3) Thirdly, perhaps the most important thing to consider is that, far more so than any of the aforementioned younger left-backs, Filipe is perfectly suited to this Chelsea team under Mourinho. Coupling, as he does, a phenomenal level of energy and willingness to run up and down the flank all game with tremendous amounts of discipline and defensive awareness. He emphatically ticks the only two boxes the manager requires his full backs to fill. And though he may not be a terrific crosser, he is a very tidy and accurate short passer of the ball (an underrated quality for a full back, I think), whilst technically he’ll be more than good enough to effectively work the overlap with Eden Hazard, hopefully building up the kind of killer partnership his lack of familiarity with the position prevented Azpilicueta from forming with the Belgian last year.
4) And finally, since 2011, with one or two exceptions, the priority of our recruitment work has been to sign young talent, predominantly as a tactic for dealing with FFP directives but also to freshen up an aging squad which had reached the height of its collective powers when it won the double in 2010. As a result the current squad, relatively speaking, is a young one. Even with an experienced backline, of which 28 year old Gary Cahill will be the youngest member, the average age of the starting XI next season will be comfortably under 27 (assuming Courtois and not Cech will be first choice keeper). And so for once, I think we can afford to be slightly more short-sighted than normal. We’ve been planning ahead for long enough and it’s now been too long since we won the league title. Filipe is the best signing for right now, which makes him, in this particular situation, the best possible signing we could’ve made.

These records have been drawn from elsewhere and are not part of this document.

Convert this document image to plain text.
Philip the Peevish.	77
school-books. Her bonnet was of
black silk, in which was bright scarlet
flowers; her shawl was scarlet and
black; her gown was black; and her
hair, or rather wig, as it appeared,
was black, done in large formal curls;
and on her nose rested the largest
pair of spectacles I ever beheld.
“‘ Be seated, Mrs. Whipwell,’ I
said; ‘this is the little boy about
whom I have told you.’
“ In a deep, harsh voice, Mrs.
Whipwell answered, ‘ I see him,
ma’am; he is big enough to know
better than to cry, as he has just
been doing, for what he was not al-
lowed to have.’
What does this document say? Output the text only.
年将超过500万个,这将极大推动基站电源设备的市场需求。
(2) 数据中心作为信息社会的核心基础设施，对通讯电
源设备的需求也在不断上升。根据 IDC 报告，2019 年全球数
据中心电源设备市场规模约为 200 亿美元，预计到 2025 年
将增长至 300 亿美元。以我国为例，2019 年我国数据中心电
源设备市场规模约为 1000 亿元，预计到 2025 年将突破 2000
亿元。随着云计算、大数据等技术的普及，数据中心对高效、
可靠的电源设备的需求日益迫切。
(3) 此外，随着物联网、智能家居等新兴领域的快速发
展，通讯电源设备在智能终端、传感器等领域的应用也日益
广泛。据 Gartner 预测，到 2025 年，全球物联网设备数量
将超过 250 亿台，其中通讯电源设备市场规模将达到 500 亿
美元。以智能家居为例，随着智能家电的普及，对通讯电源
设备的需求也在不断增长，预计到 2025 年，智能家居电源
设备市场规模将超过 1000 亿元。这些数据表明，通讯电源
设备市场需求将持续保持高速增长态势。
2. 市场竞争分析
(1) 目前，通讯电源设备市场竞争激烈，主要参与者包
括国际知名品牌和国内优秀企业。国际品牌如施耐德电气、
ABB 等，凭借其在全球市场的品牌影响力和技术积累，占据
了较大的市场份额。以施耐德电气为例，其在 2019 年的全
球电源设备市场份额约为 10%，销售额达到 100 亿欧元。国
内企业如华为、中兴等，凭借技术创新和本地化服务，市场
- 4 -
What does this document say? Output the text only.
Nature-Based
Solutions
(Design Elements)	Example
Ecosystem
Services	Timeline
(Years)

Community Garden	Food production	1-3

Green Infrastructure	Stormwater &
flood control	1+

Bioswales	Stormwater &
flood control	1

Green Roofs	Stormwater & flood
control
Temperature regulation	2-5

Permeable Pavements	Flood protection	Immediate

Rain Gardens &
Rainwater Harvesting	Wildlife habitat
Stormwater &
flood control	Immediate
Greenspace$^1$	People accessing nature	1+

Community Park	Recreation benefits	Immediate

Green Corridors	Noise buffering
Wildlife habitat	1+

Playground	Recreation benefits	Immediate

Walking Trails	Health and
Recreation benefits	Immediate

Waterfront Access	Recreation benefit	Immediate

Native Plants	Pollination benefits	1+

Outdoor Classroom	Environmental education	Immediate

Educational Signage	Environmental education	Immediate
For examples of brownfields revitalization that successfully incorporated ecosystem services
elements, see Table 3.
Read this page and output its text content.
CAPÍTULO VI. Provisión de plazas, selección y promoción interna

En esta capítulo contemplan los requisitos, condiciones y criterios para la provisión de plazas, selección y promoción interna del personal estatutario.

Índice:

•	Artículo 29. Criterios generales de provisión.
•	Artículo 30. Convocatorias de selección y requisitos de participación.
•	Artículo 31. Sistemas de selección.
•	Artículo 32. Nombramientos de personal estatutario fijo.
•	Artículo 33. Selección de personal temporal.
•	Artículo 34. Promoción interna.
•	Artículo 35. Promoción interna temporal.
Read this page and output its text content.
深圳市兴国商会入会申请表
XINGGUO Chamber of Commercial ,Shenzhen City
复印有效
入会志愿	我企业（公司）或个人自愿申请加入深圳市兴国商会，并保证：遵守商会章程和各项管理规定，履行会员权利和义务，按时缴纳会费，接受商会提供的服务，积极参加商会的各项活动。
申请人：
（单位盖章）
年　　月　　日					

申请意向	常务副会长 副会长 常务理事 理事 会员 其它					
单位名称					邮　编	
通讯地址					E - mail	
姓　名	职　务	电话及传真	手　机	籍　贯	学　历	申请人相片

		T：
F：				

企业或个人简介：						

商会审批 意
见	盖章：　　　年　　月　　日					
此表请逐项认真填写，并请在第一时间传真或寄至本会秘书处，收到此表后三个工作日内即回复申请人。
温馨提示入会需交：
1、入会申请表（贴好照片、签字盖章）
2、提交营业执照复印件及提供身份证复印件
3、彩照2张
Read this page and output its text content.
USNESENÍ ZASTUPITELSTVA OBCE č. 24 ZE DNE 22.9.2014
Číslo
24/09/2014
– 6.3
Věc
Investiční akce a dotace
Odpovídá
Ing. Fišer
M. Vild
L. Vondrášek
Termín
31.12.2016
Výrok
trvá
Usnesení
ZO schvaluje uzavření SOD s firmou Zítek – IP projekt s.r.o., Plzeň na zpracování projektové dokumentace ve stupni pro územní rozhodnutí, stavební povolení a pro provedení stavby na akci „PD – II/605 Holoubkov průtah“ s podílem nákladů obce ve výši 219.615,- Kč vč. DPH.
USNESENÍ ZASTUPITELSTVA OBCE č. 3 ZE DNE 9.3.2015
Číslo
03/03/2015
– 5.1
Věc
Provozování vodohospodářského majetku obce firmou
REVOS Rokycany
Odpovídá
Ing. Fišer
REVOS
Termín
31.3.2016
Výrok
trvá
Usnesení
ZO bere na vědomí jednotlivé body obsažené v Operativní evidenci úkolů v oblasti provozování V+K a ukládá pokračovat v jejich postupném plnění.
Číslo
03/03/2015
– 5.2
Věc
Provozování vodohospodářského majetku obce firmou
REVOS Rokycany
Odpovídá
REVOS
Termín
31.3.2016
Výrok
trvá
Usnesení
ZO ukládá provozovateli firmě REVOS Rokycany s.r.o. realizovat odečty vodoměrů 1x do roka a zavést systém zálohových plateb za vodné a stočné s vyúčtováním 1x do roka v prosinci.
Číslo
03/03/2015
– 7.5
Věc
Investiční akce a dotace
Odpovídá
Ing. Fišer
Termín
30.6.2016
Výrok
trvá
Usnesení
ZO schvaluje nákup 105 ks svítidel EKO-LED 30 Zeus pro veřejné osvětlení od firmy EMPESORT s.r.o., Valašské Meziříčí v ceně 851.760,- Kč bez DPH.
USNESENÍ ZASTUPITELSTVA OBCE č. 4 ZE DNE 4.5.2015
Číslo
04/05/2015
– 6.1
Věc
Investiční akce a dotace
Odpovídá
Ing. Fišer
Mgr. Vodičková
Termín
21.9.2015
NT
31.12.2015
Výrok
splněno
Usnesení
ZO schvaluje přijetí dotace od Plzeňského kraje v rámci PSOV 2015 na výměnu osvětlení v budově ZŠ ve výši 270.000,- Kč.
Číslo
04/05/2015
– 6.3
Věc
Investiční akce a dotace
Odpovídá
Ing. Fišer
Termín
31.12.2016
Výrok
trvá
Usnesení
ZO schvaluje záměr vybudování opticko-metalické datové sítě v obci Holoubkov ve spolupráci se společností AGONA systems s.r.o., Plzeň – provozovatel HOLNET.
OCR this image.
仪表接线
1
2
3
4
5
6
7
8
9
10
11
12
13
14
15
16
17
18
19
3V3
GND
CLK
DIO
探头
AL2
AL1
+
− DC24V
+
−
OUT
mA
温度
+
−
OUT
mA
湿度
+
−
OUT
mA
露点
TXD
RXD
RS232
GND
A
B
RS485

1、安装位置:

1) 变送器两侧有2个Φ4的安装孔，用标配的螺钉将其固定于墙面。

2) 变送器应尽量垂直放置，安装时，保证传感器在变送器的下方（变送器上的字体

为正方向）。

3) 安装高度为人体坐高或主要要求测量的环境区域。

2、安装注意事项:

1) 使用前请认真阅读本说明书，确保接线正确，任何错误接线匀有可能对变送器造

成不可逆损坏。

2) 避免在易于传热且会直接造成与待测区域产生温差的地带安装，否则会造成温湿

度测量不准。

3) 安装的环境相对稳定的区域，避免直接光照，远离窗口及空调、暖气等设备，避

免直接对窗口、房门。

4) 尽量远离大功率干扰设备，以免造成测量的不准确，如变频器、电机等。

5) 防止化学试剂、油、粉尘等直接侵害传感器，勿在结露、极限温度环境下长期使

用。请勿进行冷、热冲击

Anyway, whilst on the subject of new defenders, I find myself a little confused by the club’s decisions regarding our three most promising young centre halves. There doesn’t seem to be much doubt at this stage that all three of Kurt Zouma, Kenneth Omeruo and Tomas Kalas are talented enough and tough enough to play centre half for Chelsea in the future, it’s obvious that none are likely to become anything more than 4th choice for the position next season. However with the sale of David Luiz, one of them was always going to have to remain at the club as cover, rather than go out loan. And given the manner of the debut interview he gave for the club’s website last week, it appears that one will be Kurt Zouma.
I think this is a strange decision for two reasons. Firstly, of the three I think the Frenchman has done the least to prove himself ready for the role with Kalas coming in and performing excellently in league matches at the end of last season and with Omeruo starring for his country at both the World Cup and ACON in the past 18 months, both seem comfortably further ahead in their development than Zouma at the moment. And secondly, of the three, Zouma has been by far the most hyped and widely tipped for superstardom. I don’t personally have much a clue how good he is but from what I’ve read, he sounds like the most likely to one day become a world-class player for the club. And so at 19 years old, surely he is the most in need of regular football so that he continues to develop and fulfil his immense potential. Obviously another year on the bench wouldn’t be ideal for Kalas or Omeruo either, but I can’t imagine it being as detrimental to their development as it would to the Frenchman, at this stage of their career.
Either way, hopefully all three have good seasons with plenty of game time. If anyone can think of a good reason why the club were right to retain Zouma and loan Kalas and Omeruo, please share it in the comments section, I’m interested to see if people agree.